De permeio, houve outra mulher, Marisa de Almeida, professora do 1.º ciclo, 28 anos mais nova, que começou por defender o cantor das acusações de violência doméstica, mas que depois, terminada a relação entre ambos (ao que parece, por causa de uma cena de ciúmes no decurso de um jantar na Taverna dos Trovadores), foi ao ponto de insinuar que Paco teria matado a primeira mulher (“agora ponho em causa se realmente a primeira mulher se suicidou”), afirmando ainda que o autor de “O Alentejo Quer Um Homem Que Saiba Mandar” (Decca, 1975) era “um homem sem sentimentos”, que se considerava “omnipotente” (cf. VIP, de 10/12/2012). Em contraste, Gisela não poupa elogios ao marido, com quem está casada desde 2014, sem que até agora se registem indícios de violências ou de maus-tratos de espécie alguma.  

Pobre diabo ou diabo pobre: como sempre sucede com estas figuras mediáticas, o processo de Paco Bandeira dividiu os ânimos e as opiniões. No Facebook, surgiram grupos pró-inocência (“Paco Bandeira, em Legítima Defesa”) e outros de teor oposto (“Não Acredito na Inocência de Paco Bandeira” ou “Paco Bandeira Facts”), e uma jornalista do Sol, Margarida Davim, chegou até a publicar um livro intitulado Violência Solitária, atrás citado, cheio de pormenores sórdidos, como uma discussão conjugal gerada por causa de um naco de picanha deixado a descongelar ao ar livre, os loucos ciúmes de Paco em relação ao sacerdote que baptizara a sua filha, a afirmação do cantor de que a sua companheira tinha “tudo do bom e do melhor” e que o casal fazia “compras nos melhores centros comerciais do mundo”, as várias armas e munições que Bandeira tinha no seu monte, as sucessivas queixas e súplicas que Maria Roseta fez a António de Almeida Santos, amigo do cantor e padrinho de Constança, com o histórico dirigente socialista a aconselhar-lhe que tivesse calma e que compreendesse o génio singular do seu companheiro, outras queixas feitas a Armando Vara e à então mulher deste, Helena Mendes, que tinham um monte por perto, com Vara a dizer-lhe igualmente para ter calma perante os violentos gestos do trovador trastagano. Em tribunal ficou provado que, uma semana volvida sobre o baptizado de Constança, Paco encostou um revólver à cabeça de Maria Roseta, e, a seguir, telefonou à irmã desta para que a fosse buscar ao monte, já que ele a ia “rebentar”. Como também ficou provado que, cego de ciúmes pelo padre celebrante, chamou “prostituta” a Roseta no próprio dia do baptizado de Constança.
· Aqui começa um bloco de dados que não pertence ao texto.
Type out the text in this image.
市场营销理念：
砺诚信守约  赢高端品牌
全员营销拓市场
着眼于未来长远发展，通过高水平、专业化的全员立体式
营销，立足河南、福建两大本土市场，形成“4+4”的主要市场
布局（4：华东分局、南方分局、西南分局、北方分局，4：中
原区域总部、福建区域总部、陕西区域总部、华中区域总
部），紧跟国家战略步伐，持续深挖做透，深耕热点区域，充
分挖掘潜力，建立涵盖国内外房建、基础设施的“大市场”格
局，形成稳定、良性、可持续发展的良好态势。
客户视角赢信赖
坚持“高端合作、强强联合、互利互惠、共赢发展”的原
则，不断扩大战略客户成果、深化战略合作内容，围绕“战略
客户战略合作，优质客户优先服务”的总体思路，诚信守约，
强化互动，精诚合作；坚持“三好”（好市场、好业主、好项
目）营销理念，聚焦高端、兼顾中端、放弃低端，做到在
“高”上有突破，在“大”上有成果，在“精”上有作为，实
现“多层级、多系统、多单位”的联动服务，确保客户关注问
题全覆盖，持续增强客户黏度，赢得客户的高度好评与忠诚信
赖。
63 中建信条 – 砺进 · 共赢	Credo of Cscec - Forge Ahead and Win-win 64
Noutra ocasião, pegou num solitário para desferir com ele uma pancada na cabeça de Maria Roseta, só parando ante os insistentes pedidos da pequena Constança, lavada em lágrimas. Acto contínuo, Bandeira pegou numa cadeira e desfê-la em pedaços, enquanto gritava que ia atirar Maria Roseta pela janela. Noutra ocasião, e sempre em frente da filha, atirou um copo ao chão, que se partiu junto a Maria Roseta, ferindo-a. Às tantas, quando já viviam na casa de Oeiras, Maria Roseta guardou as facas da cozinha e a mãe e a filha, apavoradas, passaram a dormir juntas no mesmo quarto, fechadas à chave e com os móveis encostados à porta. Quando Constança tinha oito, nove anos, Paco ter-lhe-á dito, como ficou provado no acórdão que o condenou, que não tinha desejado que ela nascesse, mas que ficou feliz quando a viu no mundo. Maria Roseta passou a receber tratamento psiquiátrico e Constança foi alvo de acompanhamento psicológico na escola, pois tinha comportamentos rebeldes que prejudicavam o seu rendimento nos estudos. Em suma, concluiu a justiça, “o arguido actuava condicionando o comportamento e a vida da assistente, Maria Roseta, amedrontando-a, insultando-a e humilhando-a, fazendo-o de forma deliberada, livre e consciente” e “Maria Roseta, bem como a sua filha Maria Constança – que a tudo assistiu na residência do casal –, viveram num ambiente de sofrimento e dor, temendo a primeira, desde finais de 2008 e até à saída de casa, pela sua vida.” Mas também ficou provado, e é importante ser dito, que “o arguido gosta de Maria Constança” e que “a menor Constança gosta do pai”. 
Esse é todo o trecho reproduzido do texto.